O presidente Luiz Inácio Lula da Silva se prepara para viajar a Nova York na próxima semana, onde participará pela terceira vez, neste mandato, da Assembleia Geral da Organização das Nações Unidas (ONU). O evento é considerado uma das prioridades de sua agenda internacional. Em seus três mandatos como chefe do Executivo, Lula só deixou de comparecer à Assembleia em 2010, quando enviou o então chanceler Celso Amorim, por estar focado na campanha presidencial para eleger Dilma Rousseff.

Neste ano, Lula participará da reunião no dia 23 de setembro. Em 2025, sem eleições no horizonte, o encontro ganha ainda mais relevância, principalmente por anteceder a COP30, que será realizada em novembro, em Belém, no Pará.
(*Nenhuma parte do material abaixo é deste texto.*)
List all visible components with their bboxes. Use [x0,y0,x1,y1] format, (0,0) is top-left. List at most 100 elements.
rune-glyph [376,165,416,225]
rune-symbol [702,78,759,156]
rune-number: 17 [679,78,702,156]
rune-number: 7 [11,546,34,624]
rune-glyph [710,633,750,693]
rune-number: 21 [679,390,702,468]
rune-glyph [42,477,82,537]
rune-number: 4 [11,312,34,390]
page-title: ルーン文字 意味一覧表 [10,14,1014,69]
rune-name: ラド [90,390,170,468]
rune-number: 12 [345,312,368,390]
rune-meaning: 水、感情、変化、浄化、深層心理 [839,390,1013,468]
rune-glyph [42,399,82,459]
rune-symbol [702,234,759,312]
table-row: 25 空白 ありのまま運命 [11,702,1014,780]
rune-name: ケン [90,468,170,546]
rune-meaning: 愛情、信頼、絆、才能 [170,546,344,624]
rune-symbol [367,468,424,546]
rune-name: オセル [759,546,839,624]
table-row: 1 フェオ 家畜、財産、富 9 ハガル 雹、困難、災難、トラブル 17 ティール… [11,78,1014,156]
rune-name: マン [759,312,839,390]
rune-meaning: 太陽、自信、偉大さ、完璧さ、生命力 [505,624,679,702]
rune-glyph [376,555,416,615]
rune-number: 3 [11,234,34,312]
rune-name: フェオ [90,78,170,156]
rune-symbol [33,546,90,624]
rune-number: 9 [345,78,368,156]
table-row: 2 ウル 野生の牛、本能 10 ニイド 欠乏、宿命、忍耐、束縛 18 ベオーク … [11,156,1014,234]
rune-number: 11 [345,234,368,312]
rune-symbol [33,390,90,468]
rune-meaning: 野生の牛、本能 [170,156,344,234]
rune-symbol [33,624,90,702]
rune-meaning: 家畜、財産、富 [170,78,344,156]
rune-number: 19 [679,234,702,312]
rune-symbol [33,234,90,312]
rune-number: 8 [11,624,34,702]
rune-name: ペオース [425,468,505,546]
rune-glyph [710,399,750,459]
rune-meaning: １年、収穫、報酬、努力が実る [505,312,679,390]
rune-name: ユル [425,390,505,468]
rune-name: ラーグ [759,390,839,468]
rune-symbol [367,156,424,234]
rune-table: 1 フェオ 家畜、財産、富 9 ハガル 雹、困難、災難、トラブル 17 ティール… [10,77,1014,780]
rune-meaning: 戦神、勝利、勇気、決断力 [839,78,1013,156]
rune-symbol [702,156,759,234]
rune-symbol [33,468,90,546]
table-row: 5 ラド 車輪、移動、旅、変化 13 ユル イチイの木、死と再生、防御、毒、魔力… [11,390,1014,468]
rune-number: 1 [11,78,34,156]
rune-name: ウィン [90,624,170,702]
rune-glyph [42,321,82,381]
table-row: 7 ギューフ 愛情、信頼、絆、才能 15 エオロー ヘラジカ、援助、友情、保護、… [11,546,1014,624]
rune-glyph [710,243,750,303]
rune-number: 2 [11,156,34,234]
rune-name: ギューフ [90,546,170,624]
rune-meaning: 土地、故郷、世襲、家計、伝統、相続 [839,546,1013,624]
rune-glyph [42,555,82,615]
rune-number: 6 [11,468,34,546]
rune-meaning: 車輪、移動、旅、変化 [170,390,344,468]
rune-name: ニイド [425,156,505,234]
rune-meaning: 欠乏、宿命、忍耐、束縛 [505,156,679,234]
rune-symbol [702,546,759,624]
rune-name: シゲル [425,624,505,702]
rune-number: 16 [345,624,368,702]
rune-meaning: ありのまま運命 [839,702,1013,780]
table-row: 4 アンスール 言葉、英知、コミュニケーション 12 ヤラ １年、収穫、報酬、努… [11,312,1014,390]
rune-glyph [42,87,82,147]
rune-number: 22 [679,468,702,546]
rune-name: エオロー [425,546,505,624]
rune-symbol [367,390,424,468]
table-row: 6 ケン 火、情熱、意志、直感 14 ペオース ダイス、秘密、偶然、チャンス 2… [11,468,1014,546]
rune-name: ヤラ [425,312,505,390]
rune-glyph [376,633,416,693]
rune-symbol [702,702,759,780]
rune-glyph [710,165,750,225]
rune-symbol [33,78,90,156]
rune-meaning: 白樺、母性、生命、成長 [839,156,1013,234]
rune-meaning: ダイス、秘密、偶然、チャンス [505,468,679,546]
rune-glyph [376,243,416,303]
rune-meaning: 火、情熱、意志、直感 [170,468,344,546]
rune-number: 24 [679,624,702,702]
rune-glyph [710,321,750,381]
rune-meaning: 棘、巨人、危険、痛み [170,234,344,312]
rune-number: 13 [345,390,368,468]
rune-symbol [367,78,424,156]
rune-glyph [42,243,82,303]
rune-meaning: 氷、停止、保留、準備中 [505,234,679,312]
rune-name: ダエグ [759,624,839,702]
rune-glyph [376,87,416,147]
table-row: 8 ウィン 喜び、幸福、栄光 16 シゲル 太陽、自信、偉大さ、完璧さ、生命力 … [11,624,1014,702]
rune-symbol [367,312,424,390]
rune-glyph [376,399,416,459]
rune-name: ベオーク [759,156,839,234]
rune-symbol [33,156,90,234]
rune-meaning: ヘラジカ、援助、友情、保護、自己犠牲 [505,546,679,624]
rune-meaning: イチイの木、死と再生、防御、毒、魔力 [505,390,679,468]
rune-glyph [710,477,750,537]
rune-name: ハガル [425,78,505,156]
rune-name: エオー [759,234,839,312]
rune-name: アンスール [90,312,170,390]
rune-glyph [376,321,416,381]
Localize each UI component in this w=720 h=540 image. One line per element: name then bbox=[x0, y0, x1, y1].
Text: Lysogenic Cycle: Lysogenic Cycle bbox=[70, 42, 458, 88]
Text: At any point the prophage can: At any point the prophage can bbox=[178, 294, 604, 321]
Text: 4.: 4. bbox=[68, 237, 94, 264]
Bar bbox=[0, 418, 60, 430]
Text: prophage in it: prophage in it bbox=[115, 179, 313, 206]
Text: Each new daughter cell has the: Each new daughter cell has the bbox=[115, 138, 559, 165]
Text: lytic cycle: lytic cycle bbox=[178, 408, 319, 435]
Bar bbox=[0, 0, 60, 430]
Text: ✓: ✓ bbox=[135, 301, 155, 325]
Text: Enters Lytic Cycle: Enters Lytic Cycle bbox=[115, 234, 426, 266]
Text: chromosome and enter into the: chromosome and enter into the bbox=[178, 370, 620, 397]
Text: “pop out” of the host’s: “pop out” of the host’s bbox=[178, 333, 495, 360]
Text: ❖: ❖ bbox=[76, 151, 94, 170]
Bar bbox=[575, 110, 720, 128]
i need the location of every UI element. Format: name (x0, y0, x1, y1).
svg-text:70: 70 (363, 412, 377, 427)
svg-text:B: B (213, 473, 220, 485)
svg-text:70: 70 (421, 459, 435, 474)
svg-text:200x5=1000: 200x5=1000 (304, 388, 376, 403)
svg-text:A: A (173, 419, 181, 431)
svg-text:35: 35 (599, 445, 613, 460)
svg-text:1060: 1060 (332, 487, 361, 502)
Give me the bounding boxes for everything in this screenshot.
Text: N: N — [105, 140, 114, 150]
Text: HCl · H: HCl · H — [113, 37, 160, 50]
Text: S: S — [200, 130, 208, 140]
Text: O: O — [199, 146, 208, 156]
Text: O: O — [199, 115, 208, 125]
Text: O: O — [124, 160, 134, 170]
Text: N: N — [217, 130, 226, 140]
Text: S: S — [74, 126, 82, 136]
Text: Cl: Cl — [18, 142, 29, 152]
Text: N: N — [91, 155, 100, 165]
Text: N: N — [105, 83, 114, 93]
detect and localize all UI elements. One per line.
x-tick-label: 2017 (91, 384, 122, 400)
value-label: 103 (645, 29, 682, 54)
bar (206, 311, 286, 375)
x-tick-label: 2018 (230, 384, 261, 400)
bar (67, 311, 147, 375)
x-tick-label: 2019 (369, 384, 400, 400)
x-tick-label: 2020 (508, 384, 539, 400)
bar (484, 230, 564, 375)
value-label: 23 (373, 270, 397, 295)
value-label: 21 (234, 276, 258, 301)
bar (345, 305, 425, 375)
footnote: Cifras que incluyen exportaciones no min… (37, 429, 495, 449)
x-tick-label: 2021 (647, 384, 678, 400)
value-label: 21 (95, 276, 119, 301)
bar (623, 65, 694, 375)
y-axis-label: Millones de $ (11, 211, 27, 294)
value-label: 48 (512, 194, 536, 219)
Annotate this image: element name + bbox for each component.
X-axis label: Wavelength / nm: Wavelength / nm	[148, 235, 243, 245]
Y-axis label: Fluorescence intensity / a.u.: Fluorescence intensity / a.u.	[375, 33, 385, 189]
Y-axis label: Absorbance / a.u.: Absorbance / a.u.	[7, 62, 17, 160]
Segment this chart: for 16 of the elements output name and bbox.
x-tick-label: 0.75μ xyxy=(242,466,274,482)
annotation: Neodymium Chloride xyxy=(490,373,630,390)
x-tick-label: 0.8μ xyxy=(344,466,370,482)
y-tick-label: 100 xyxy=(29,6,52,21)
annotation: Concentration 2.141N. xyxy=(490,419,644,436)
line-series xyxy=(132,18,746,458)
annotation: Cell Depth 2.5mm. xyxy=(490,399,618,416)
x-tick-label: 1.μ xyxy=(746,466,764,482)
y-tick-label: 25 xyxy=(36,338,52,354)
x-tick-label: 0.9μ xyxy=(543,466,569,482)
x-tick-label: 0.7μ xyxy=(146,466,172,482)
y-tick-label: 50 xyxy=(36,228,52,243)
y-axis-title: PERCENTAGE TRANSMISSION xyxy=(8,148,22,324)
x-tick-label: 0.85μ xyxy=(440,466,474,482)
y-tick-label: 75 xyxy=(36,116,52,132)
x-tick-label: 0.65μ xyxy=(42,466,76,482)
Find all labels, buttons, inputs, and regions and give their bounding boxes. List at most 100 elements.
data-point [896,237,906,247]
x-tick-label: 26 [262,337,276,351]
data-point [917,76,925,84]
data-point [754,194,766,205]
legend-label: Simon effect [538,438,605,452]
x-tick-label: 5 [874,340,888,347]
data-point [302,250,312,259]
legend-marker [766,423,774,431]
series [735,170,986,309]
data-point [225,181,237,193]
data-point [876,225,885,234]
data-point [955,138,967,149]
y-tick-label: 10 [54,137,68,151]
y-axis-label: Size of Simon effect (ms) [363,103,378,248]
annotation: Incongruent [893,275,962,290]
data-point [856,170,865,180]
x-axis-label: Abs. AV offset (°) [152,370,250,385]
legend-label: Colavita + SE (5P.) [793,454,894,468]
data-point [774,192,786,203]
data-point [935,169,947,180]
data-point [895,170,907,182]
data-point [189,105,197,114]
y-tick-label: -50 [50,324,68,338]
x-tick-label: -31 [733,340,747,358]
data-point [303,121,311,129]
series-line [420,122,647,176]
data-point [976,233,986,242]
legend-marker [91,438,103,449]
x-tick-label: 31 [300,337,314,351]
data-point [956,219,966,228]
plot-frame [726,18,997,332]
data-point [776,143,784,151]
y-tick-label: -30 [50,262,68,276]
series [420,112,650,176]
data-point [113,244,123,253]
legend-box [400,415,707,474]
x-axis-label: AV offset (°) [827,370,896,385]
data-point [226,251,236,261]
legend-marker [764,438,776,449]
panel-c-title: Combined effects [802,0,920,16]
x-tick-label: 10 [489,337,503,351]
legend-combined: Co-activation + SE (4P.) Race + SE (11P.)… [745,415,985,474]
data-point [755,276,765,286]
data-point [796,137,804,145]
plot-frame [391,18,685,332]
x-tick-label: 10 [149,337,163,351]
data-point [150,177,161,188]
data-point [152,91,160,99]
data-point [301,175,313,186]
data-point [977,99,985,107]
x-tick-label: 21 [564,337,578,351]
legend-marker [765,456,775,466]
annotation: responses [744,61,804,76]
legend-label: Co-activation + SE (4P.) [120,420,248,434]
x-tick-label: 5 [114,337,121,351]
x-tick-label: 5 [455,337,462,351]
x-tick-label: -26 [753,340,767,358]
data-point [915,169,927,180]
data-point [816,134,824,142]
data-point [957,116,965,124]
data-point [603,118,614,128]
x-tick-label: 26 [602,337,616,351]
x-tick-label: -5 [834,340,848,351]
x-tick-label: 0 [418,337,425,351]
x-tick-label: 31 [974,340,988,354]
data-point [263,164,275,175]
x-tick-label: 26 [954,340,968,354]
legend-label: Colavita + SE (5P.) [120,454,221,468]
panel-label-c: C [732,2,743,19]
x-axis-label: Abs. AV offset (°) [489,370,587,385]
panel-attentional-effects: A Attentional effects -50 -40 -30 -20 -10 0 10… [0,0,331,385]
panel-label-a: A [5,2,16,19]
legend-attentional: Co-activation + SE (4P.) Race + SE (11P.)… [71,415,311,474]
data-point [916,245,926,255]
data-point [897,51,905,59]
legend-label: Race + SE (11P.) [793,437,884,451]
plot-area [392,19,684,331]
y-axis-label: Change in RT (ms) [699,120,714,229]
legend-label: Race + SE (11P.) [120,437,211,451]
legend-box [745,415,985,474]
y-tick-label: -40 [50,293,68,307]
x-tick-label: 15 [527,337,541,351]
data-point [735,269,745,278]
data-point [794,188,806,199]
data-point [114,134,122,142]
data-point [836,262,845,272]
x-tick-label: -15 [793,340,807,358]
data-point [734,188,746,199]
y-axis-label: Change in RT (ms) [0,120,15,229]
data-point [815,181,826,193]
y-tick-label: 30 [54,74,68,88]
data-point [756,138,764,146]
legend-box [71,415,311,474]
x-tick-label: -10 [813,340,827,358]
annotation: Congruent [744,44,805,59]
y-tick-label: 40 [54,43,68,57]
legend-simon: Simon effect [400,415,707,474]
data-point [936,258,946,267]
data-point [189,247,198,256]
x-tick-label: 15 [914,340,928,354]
Pela primeira vez, a conferência sobre mudanças climáticas acontecerá no Brasil, e a expectativa é de que o país exerça protagonismo nas negociações internacionais relacionadas à preservação da Amazônia.

No dia 24, ocorrerá a Cúpula do Clima da ONU, onde os países devem apresentar propostas de redução de emissões de gases de efeito estufa e estratégias de adaptação às mudanças climáticas, conhecidas como NDCs (Contribuições Nacionalmente Determinadas). Tradicionalmente, o Brasil abre a Assembleia Geral com seu discurso, papel que Lula desempenhou nos dois anos anteriores.

A viagem, no entanto, acontece em meio à pior crise diplomática recente entre Brasil e Estados Unidos. O governo do presidente Donald Trump impôs tarifas de até 50% sobre produtos brasileiros como retaliação ao julgamento que resultou na condenação do ex-presidente Jair Bolsonaro por tentativa de golpe de Estado.

Além das barreiras comerciais, Washington revogou vistos de ministros do Supremo Tribunal Federal (STF) e aplicou a Lei Magnitsky contra o ministro Alexandre de Moraes, bloqueando suas contas e transações financeiras com instituições sujeitas à legislação americana.

Em artigo publicado no “New York Times”, Lula enviou um recado direto a Trump: “O Brasil continua aberto a negociar qualquer coisa que possa trazer benefícios mútuos”. No entanto, ele fez uma ressalva, afirmando que “a democracia e a soberania do Brasil não estão em pauta”.

Lula também defendeu a decisão do STF, classificada pelo governo norte-americano como uma “caça às bruxas”. O presidente destacou ter orgulho da “decisão histórica que salvaguarda nossas instituições e o Estado Democrático de Direito”. Bolsonaro e outros sete réus, apontados como integrantes do núcleo central da trama golpista, foram condenados pela Primeira Turma do STF. Após a sentença, Washington prometeu dar uma “resposta adequada” ao caso.